A wave of refusal, of distaste, rose in the back of his throat. He was going to resist Letta’s commands, and he was going to win. “No,” he said quietly.
“Hey,” Sil said, standing abruptly. “You better watch yourself.”
“Maybe you’re the one who should watch yourself,” Cello said, suddenly overwhelmed by a desire to act, as he staggered toward Sil. Cello’s head throbbed and his sight blurred and cleared in waves. Before Sil understood his intention, Cello lunged at the old man and knocked him to the floor. As he slapped and punched Sil into stillness, Cello was acutely aware of the force he used; not too hard, just enough to explain this new turn to Letta. He didn’t know where his strength came from, only that he was grateful for it. Cello hit out at all of the lies he’d been told, striking down for that hard center of truth until he was drawn out of the strange collision of smells and bodies by a voice pealing out: “I did it! I did it, it was me! I did it!”

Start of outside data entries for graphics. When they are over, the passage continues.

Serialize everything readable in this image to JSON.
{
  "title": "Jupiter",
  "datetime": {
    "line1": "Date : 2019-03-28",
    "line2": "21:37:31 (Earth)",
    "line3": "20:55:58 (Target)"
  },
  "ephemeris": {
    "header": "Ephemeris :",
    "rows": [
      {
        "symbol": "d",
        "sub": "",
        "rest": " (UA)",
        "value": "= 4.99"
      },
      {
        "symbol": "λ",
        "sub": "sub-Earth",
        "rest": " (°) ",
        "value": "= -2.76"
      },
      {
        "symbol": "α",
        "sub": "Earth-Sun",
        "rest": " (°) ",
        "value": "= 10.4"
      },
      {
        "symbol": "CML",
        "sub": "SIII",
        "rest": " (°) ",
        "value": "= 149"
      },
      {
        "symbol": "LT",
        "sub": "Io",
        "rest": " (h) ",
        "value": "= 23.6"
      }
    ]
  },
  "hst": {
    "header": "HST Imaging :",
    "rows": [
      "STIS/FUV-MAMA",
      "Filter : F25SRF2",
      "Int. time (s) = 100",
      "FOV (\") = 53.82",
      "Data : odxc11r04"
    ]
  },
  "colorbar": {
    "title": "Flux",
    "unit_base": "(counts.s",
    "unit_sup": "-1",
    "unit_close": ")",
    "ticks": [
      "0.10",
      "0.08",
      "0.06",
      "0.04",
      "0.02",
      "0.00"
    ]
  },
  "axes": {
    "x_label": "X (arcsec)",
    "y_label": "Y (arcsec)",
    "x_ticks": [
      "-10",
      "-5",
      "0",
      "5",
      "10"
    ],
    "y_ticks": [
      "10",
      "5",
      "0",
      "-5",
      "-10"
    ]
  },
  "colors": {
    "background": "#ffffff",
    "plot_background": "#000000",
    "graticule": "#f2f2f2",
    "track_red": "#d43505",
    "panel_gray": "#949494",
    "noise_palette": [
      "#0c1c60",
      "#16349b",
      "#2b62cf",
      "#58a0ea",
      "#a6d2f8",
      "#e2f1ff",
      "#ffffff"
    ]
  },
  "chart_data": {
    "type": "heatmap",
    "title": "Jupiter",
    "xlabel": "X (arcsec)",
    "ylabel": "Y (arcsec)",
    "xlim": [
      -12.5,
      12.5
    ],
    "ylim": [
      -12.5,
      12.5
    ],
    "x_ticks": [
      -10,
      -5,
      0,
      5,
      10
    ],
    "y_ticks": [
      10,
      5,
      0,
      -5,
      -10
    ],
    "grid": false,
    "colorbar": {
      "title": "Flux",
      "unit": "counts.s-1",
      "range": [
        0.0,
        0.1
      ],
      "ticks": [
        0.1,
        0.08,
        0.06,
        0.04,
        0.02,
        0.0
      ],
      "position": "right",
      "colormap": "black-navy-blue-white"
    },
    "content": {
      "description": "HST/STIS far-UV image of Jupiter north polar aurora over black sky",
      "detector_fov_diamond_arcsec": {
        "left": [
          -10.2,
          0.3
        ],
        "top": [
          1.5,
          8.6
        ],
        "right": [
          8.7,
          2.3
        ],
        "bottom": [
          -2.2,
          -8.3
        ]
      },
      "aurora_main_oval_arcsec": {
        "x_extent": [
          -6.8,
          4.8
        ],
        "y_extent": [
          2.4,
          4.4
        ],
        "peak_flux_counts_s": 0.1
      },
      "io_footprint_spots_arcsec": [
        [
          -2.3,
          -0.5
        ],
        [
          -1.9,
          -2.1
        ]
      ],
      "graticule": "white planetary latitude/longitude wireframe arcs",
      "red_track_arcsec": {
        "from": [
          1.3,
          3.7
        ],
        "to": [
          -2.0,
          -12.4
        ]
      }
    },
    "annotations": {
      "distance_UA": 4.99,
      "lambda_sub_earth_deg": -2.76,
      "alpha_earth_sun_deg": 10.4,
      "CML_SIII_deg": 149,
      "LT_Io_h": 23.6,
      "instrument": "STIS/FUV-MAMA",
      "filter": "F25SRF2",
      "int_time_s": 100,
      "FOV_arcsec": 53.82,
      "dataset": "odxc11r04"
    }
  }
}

Sil was quiet beneath him, but his eyes were open. A thin stripe of blood trickled down from his nose. Cello felt the man’s labored breaths pulling his ribs wide. The pain from his own injuries hurtled back into him with surprising force once the adrenaline of the fight had dissipated. He brought Sil to his chest and soothed him like he would Emil, patting his back right there on the floor.
“I did it—it was me!”
Sil and Cello watched as the voice elevated and persisted, coming from—of all places—Sabina.
Letta turned from Sabina, to the halted scuffle, then back to Sabina again. Marcela had already approached her sister and looped an arm around her shoulders.